Thirunavukkarasu Chinnasamy, Watkins Simon, Harvey Stephen A K, Gandhi Chandrashekhar R
Department of Surgery, Thomas E. Starzl Transplantation Institute, University of Pittsburgh, E-1542 BST, 200 Lothrop street, Pittsburgh, PA 15213, USA.
J Hepatol. 2004 Oct;41(4):567-75. doi: 10.1016/j.jhep.2004.06.023.

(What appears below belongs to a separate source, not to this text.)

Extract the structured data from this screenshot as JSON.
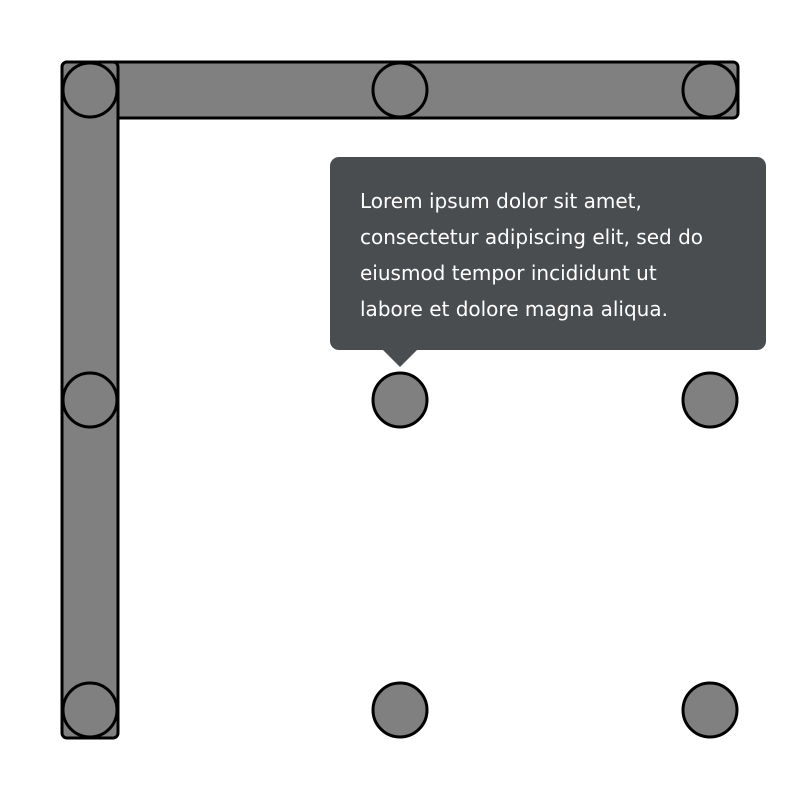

BACKGROUND/AIMS: During liver injury, reactive oxygen species (ROS) are produced by the resident macrophages (Kupffer cells) and infiltrating blood cells such as neutrophils. ROS cause transformation of desmin-positive quiescent hepatic stellate cells (HSCs) into the proliferating activated phenotype that expresses alpha-smooth muscle actin (alpha-SMA). The highly fibrogenic and contractile activated HSCs (aHSCs) produce various cytokines and growth factors, and play important role in the pathophysiology of chronic liver disease. However, apoptotic aHSCs are also observed during active fibrogenesis in the injured liver. Therefore, we investigated the mechanisms of apoptosis of aHSCs in relation to ROS.
HSCs, isolated from normal rat liver, were activated in culture and effects of superoxide were determined between subcultures 3 and 5.
Treatment with superoxide caused apoptosis of aHSCs as determined by flow cytometry, TUNEL assay and DNA laddering analysis. The mechanisms of superoxide-induced apoptosis involved release of cytochrome c, increased Bax expression, increased caspase-3 activity, and hydrolysis of polyADP-ribose polymerase. Superoxide also increased the expression of antiapoptotic Bcl-xL and nuclear translocation of NFkappaB. Caspase-3 inhibitor (DEVD-fmk) and antioxidants (N-acetylcysteine, vitamin E and superoxide dismutase) inhibited superoxide-induced apoptosis.
Superoxide-induced apoptosis of aHSCs may be a novel mechanism of limiting chronic fibrotic liver injury.
背景/目的:在肝损伤过程中,活性氧(ROS)由驻留巨噬细胞(库普弗细胞)和浸润的血细胞(如中性粒细胞)产生。ROS导致结蛋白阳性的静止肝星状细胞(HSCs)转变为表达α-平滑肌肌动蛋白(α-SMA)的增殖活化表型。高度纤维化且具有收缩性的活化HSCs(aHSCs)产生多种细胞因子和生长因子,并在慢性肝病的病理生理学中发挥重要作用。然而,在受损肝脏的活跃纤维化过程中也观察到凋亡的aHSCs。因此,我们研究了与ROS相关的aHSCs凋亡机制。
从正常大鼠肝脏分离的HSCs在培养中被激活,并在传代培养3至5次之间测定超氧化物的作用。
通过流式细胞术、TUNEL分析和DNA梯状分析确定,超氧化物处理导致aHSCs凋亡。超氧化物诱导凋亡的机制包括细胞色素c的释放、Bax表达增加、caspase-3活性增加以及聚ADP-核糖聚合酶的水解。超氧化物还增加了抗凋亡蛋白Bcl-xL的表达和NFκB的核转位。caspase-3抑制剂(DEVD-fmk)和抗氧化剂(N-乙酰半胱氨酸、维生素E和超氧化物歧化酶)抑制超氧化物诱导的凋亡。
超氧化物诱导的aHSCs凋亡可能是限制慢性纤维化肝损伤的一种新机制。